An application for the interim order remains, according to the Federal Constitutional Court, without due consideration of the necessary consequence of success.

fared no proven the interim order, the constitutional complaint, but later founded, the complainant would arise by continued detention of serious and irreparable loss of personal freedom. Personal liberty, acc. Article 2 II 2 Basic Law has, under the constitutionally guaranteed rights of particular importance.

Was the interim measures meadow, but the Constitutional Court, the constitutional complaint as unfounded later, costs would, however, also serious disadvantages. The specialized courts have affirmed the risk that the business for over 10 years in preventive detention located complainant, the 1996 criminal court been convicted was due to his propensity to commit serious crimes will be affected by what his victims emotionally or physically difficult. The specialized courts have so far off to the threat of crime of trafficking for sexual exploitation. This is a reasonable assumption to understand. In view of this, and given the seriousness of the threat of acts of the security interests of the public here outweighs the liberty right of Article 2 II 2 Basic Law of the complainant. The

by that following rejection of the request for referral to the Grand Chamber on 10/05/2010 is now final, Chamber Judgement of the ECHR of 17.12.2009 (Application No. 19359/04) to preventive detention raised legal issues to be clarified in the proceedings.

the retroactive abolition of the maximum period of preventive detention was the view of the ECHR by any condition in Article 5 paragraph 1 a), c), e) ECHR justified reasons mentioned. It would be contrary to Article 5 § 1 ECHR. Moreover, contrary to subsequent preventive detention, even for those who have committed their Anlasstat offenders before the entry into force of the law introducing the subsequent preventive detention on 29.07.2004, I of Article 7 ECHR. After all, they were with the subsequent order of preventive detention more severe than at the time the criminal offense was "punishment" imposed. Preventive detention was understood in this context as an "additional punishment" ("additional punishment"). This, the ECHR had established with their unlimited duration, which develops unique deterrent effect. The court qualified the preventive detention also recognized as one of the most difficult, if not the most severe sanction of the Criminal Code. The Constitutional Court had previously accepted the performing preventive detention no penalty because it had no sanction in character. It was also noted that would implement the new Criminal Code § 67 d III, in accordance with Article 2 in conjunction with Article 20 II GG GG III controlled constitutional legitimate bid because the retroactive abolition of the maximum preventive detention only constitutionally permissible to a spurious reaction leads. By § 67 StGB d III only person affected retroactively, against which a preventive detention has been executed at the time the law was changed already.
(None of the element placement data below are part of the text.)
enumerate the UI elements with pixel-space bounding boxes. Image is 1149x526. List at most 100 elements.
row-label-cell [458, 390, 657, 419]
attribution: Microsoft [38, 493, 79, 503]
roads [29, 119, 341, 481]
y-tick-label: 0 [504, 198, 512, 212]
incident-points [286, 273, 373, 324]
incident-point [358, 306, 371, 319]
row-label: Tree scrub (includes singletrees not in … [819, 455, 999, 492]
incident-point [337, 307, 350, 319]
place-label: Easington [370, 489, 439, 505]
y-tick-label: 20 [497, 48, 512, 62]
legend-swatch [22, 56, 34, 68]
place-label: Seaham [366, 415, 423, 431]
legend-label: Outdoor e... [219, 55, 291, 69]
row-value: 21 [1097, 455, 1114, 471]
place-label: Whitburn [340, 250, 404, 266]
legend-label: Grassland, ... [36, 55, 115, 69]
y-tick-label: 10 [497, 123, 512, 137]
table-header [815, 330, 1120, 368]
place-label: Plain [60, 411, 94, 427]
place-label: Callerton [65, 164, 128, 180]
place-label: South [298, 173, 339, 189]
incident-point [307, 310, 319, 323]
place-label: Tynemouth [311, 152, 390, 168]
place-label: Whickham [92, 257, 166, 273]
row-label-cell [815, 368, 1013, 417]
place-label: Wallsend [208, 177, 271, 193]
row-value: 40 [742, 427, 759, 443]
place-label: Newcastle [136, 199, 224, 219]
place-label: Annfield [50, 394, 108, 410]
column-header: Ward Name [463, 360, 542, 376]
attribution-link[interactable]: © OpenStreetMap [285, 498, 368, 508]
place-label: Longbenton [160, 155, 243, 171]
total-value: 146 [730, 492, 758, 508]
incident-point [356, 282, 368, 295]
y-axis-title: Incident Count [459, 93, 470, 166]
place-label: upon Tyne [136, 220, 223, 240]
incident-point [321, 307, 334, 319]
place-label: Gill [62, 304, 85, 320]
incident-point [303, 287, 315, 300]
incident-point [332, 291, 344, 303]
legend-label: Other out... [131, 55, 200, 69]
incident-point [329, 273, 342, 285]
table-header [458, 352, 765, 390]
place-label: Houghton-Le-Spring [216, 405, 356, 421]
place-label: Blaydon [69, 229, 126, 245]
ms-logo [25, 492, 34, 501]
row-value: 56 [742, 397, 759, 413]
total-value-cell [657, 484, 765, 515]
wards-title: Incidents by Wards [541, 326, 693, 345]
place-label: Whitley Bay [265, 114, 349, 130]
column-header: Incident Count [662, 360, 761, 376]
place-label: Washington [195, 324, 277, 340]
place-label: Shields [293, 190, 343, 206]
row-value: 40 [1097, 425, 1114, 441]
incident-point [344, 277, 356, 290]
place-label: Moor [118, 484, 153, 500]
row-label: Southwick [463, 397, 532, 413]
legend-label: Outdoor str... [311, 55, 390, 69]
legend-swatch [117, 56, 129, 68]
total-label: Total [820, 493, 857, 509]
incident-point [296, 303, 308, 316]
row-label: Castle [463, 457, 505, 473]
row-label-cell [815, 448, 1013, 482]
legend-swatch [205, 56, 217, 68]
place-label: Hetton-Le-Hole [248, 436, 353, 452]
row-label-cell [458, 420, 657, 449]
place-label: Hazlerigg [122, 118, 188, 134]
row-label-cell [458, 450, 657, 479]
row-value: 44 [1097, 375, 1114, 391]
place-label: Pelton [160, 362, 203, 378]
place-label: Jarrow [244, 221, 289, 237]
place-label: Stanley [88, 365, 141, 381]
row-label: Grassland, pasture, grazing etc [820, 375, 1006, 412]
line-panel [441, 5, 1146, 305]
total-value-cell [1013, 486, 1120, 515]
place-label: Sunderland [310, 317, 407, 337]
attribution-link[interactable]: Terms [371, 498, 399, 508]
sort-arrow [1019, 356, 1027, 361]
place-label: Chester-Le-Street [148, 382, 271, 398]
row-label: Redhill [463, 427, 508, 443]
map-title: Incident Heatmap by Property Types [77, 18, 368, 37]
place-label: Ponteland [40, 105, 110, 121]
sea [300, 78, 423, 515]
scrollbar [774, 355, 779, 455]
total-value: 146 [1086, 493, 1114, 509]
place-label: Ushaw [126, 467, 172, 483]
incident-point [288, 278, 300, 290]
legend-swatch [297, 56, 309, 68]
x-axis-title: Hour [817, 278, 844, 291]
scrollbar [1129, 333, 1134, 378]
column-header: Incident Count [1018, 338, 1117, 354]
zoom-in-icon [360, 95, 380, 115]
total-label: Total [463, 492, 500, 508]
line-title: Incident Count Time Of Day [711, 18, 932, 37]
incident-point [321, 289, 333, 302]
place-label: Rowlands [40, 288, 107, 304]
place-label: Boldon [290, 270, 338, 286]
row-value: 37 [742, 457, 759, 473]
Conclusion: With its previously issued decision of 22.12.2009 (2 BvR 2365/09) had the Constitutional Court rejected also submit an application for an interim injunction, which was addressed on an immediate release from prison, with the same effect assessment and justification. The court also decided that the by the Chamber Judgement of the ECHR in relation to the ruling of the Constitutional Court of 05/02/2004 (BvR 2029/01) raised will be to clarify legal issues in the constitutional complaint procedure. The Constitutional Court has so
here again reiterated his line to those who want to resolve by the ruling of the ECHR rights issues arising in the main action. The immediate release of a complainant who is here made to the weighing of consequences, at least not necessary.